Сам Лесков к этому времени прочно вошел в литературу как «русский антик», т.е. «любитель старины, собиратель древностей».

 

«Хождение» очарованной души

Продолжая разрабатывать тему русского праведничества, Лесков создает целую галерею народных характеров в повести «Очарованный странник» (1873), рассказах «Однодум» (1879), «Несмертельный голован» (1880), «Левша» (1881), «Человек на часах» (1887) и др.

В «Очарованном страннике» нашли свое отражение разновременные впечатления писателя, много путешествовавшего по России. Поводом, побудившим Лескова к написанию истории «черноземного Телемака» (один из вариантов заглавия), явилась его внутренняя полемика с автором «Мертвых душ», сетовавшим на отсутствие в России людей с богатырской силой и вынужденным «припрячь подлеца» в качестве героя эпохи. Лесков делает главным героем своего произведения человека яркой судьбы, обладающего свойствами богатырской личности («Этому новому нашему спутнику... по виду можно было дать с небольшим лет за пятьдесят, но он был в полном смысле слова богатырь, и притом типический (выделено мной. — С.З.), добродушный, добрый русский богатырь, напоминающий дедушку Илью Муромца в прекрасной картине Верещагина и в поэме графа А. К. Толстого»). Герой введен в повествование как некий тип, легко узнаваемый каждым соотечественником, т.е. несущий в себе яркие национальные черты. Простодушие, бесхитростность проступают и в манере общения Ивана Северьяновича со своими случайными слушателями («отвечал добродушно и бесстрастно», «пораздумал немножко и отвечал»). Но в эту внешне бесстрастную повествовательную «рамку» заключен живой, волнующий рассказ о жизни «моленого», обещанного Богу сына, жаждущего странствий и приключений.

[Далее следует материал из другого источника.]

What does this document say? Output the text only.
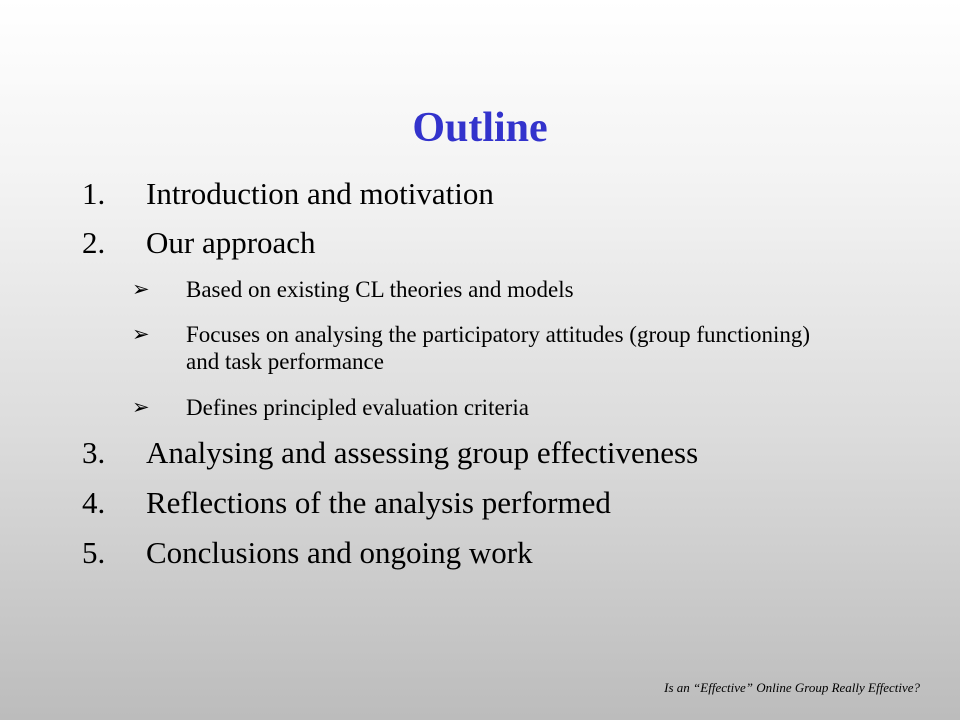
Outline
1. Introduction and motivation
2. Our approach
➢ Based on existing CL theories and models
➢ Focuses on analysing the participatory attitudes (group functioning) and task performance
➢ Defines principled evaluation criteria
3. Analysing and assessing group effectiveness
4. Reflections of the analysis performed
5. Conclusions and ongoing work
Is an “Effective” Online Group Really Effective?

В сюжетно-композиционном отношении лесковская повесть на первый взгляд представляет собой пестрое, мозаичное переплетение разнохарактерных эпизодов, не связанных единым сюжетом. Но это первое впечатление обманчиво: все большие и малые вехи многотрудной жизни Ивана Северьяновича Флягина подчинены единому ее основанию, открытому для героя в самом начале повести. Видение монаха, ставшего жертвой флягинского «ребячества», приоткрыло для героя завесу тайны грядущего, указав ему путь к служению Господу. На этом пути герою предстоят испытания, искушения и подвиги, ибо натура Флягина сопротивляется возможности «гладкого» пути к указанному предназначению («Чудесно, — отвечаю, - согласен и ожидаю» — такова реакция героя на обещанные ему смертельные опасности). Движение лесковского странника к обретению успокоения, душевной гармонии составляет ту многофабульность, которая делает повесть своеобразной мини-эпопеей (известно замечание критика-социолога Н.К. Михайловского по поводу фабулы «Очарованного странника»: « ...есть целый ряд фабул, нанизанных как бусы на нитку, и каждая бусинка сама по себе и может быть очень удобно вынута, заменена другою, а можно и еще сколько угодно бусин нанизать на ту же нитку»). Но, несмотря на кажущуюся «отдельность», взаимозаменяемость сюжетов повести, все они связаны общей логикой повествования и вряд ли могут быть произвольно переставлены без ущерба для авторского замысла.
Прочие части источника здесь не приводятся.